Labour supplanted the Liberals because it was the party of the urban working class. The Tories have been the longest-lasting major party because they have dominated rural areas. It is possible that the Greens or Liberal Democrats could erode Labour's share of middle-class progressives, but this is unlikely to cause it to lose its urban seats where the vote is predominantly working class. The Liberals can only break through if the poorest fifth of the population is disenfranchised. It is possible that the Brexit party could split the Conservative vote in a general election, but this would probably not be sufficiently concentrated to allow the new party to take more than a handful of seats (similar to the performance of UKIP in 2015). The more likely benificiaries in most constituencies would be whoever came second to the Tories in 2017. The idea that the future electoral map will be defined by Brexit is only likely to be true if a general election is fought on the issue of no-deal, and should that happen then the division will almost certainly be along traditional party lines, with Labour (de facto) backing remain. Brexit isn't realigning British politics, but it is recomposing the Conservative party.

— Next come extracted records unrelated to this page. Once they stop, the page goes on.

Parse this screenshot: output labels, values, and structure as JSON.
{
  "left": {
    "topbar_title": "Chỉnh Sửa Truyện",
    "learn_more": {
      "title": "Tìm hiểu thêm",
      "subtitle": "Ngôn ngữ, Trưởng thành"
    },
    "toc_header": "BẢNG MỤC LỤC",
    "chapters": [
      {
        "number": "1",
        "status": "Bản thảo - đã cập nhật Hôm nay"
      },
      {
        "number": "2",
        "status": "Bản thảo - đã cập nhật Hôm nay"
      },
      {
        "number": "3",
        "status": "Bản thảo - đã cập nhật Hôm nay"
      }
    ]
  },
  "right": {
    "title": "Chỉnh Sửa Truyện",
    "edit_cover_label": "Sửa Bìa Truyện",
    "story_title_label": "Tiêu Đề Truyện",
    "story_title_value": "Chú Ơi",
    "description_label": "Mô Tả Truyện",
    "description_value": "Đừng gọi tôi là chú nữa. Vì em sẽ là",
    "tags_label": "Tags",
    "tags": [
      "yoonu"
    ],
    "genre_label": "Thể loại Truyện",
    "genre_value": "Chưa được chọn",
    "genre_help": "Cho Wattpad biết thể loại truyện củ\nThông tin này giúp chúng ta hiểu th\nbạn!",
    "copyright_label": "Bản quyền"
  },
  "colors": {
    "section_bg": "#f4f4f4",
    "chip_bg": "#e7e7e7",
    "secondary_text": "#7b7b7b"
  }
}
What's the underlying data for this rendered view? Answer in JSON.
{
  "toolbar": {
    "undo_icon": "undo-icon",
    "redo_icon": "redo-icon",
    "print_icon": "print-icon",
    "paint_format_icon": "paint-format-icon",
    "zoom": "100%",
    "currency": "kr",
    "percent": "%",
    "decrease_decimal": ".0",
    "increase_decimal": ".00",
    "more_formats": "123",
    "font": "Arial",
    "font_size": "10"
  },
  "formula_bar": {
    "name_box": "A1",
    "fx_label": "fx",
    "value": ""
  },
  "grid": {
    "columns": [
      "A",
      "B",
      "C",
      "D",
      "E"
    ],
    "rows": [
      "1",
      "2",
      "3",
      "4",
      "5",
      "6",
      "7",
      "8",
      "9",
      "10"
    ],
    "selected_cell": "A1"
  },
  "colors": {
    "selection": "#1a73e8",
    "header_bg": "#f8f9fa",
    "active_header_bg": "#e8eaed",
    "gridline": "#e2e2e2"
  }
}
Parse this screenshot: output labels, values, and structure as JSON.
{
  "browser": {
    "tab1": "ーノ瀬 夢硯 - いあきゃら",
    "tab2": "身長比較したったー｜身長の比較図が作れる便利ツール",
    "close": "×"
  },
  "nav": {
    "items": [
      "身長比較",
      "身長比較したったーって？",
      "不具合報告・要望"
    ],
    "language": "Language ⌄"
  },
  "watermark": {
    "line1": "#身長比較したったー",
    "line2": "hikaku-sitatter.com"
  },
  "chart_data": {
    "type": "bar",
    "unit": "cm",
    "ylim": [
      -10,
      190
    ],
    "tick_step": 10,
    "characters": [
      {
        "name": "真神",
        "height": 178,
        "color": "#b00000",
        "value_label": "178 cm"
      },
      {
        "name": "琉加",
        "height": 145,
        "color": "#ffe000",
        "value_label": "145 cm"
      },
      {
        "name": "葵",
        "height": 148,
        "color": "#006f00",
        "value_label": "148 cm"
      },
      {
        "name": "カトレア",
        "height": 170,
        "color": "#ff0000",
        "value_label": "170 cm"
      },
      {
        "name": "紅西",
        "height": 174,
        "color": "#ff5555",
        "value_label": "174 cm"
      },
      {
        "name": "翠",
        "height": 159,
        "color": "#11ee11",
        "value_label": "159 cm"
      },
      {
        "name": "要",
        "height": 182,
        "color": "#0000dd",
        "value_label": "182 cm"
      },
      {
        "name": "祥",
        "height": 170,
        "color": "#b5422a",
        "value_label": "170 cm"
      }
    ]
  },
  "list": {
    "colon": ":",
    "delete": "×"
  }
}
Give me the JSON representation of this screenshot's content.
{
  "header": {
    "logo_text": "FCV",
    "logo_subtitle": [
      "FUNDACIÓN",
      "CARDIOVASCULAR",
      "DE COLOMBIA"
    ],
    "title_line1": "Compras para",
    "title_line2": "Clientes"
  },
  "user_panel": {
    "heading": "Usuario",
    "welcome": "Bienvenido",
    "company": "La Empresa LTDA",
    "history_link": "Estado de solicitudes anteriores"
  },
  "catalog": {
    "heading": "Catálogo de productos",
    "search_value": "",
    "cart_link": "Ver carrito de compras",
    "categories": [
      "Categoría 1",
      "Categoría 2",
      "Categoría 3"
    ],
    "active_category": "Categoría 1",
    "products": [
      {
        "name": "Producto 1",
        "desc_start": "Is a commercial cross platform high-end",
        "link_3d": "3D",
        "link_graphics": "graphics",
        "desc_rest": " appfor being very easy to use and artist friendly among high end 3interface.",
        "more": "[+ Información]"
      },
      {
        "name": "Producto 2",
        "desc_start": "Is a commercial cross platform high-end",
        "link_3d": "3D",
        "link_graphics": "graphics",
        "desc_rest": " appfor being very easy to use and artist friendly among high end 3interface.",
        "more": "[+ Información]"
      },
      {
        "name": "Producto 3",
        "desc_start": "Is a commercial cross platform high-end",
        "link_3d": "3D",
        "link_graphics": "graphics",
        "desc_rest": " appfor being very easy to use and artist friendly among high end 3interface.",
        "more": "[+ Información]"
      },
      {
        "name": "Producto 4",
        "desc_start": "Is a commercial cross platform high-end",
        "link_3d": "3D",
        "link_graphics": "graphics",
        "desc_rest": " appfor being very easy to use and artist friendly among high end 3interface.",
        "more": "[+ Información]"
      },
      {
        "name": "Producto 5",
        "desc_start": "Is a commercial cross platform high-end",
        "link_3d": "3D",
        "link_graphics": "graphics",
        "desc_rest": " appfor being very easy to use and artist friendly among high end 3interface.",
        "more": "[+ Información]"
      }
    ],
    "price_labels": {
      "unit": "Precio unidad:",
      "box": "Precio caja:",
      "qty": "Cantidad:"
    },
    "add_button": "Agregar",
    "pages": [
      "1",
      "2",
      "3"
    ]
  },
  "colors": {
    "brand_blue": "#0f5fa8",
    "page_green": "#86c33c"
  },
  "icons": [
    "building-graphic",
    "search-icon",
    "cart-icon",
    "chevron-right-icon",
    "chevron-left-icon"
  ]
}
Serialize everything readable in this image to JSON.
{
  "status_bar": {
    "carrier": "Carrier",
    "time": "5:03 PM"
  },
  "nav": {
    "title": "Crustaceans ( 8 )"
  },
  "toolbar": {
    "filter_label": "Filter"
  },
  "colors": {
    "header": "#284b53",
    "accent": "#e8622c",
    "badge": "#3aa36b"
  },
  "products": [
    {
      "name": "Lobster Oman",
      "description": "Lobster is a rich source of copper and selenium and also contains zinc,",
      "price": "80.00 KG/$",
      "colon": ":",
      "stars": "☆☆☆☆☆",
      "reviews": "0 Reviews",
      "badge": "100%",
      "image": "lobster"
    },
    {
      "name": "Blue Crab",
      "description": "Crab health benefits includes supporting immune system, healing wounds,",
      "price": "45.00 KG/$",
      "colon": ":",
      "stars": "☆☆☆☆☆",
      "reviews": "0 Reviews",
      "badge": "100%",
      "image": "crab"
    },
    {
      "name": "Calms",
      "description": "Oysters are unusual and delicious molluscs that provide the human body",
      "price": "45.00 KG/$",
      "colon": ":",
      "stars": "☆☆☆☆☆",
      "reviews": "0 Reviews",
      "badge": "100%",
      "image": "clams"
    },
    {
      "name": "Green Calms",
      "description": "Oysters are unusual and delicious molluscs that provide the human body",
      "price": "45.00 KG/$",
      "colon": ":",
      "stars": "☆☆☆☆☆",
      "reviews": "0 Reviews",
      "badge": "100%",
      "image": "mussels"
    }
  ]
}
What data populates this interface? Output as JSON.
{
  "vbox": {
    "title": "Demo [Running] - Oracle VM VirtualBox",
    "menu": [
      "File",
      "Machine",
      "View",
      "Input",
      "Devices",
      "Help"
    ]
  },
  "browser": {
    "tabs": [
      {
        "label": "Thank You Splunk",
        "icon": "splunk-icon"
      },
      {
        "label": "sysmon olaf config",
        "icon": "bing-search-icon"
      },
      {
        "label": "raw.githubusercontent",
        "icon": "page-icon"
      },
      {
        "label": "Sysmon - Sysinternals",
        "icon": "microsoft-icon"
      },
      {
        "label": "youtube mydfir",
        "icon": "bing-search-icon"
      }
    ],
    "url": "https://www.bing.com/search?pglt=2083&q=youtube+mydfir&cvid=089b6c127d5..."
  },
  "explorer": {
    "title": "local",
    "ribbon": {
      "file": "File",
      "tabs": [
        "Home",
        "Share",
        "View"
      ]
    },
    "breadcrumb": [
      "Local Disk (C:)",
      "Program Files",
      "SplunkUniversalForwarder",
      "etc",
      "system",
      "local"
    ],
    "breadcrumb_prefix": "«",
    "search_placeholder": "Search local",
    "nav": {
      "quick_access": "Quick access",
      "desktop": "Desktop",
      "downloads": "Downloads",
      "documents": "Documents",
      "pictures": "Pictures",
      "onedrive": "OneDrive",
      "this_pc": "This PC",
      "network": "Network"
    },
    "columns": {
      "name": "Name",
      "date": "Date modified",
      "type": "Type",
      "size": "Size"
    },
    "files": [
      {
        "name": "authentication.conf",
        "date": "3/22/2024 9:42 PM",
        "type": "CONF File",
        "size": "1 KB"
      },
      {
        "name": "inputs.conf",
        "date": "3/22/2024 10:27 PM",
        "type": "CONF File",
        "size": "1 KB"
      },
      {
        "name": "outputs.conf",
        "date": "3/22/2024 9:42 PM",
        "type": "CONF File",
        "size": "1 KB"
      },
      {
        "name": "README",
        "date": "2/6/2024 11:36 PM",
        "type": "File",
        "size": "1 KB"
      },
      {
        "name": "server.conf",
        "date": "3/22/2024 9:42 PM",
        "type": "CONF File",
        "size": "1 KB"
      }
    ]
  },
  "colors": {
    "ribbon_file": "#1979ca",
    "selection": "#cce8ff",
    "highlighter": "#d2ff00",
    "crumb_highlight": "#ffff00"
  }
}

  1. «sociology in which values have taken over from material interests»

    That's the usual hope of right-wingers: that the gullible have-nots can be distracted from the struggle to be less poor by struggle instead for their identity, because "we are all middle class now". But while the middle rentier class has indeed expanded (but it may be shrinking) there are still many who have economic issues.

    «a political dispute can be momentous without being constitutive. That, after all, was the lesson of the EEC referendum in 1975, when the temporary division into "in" and "out" alliances did not prefigure the 1979 general election.»

    Even more recently in june 2017 both Conservative and Labour "Remainers" obviously voted for Conservatives and Labour.

    «The last great realignment occurred in the early twentieth century when universal suffrage»

    There was another one in 1970s and 1980s with equally large consequences, where Labour was superseded by New Labour, and the Conservatives turned more whiggish: the creation of a much larger middle class of have-somethings, people who thanks to the good wages and pensions and cheap housing won by trade unions and Labour then came to regard themselves as share or residential property rentiers and voted for higher asset prices through leverage and focused subsidies.

    The rise of mass rentierism has led to a considerable loss of control by big business and big landowners over the Conservatives, and the eclipse of Labour into New Labour.

    That was not a recomposition, but a realignment: blarism and cameronism were fundamentally outside the parties they found themselves in.

    But it was perhaps a temporary realignment: the newly minted mass rentiers became too greedy and their number is constantly shrinking.

    There has been another slower and far bigger change, that many women have replaced sons with securities and property as retirement assets, and that has been part of the switch to mass rentierism, and it has had a significant political impact, but not as big and notable as the transformation of a large part of the working and middle class into petty rentiers.

  2. Ben Philliskirk9 June 2019 at 14:12

    Since I can't believe that political scientists have only just discovered the existence of working-class Tories and middle-class socialists, I can only assume that the kind of 'analysis' peddled at the moment is either a deliberate attempt to desperately boost the 'centre', or a gross simplification or distortion for the purposes of 'entertainment' (like most of the BBC's political coverage).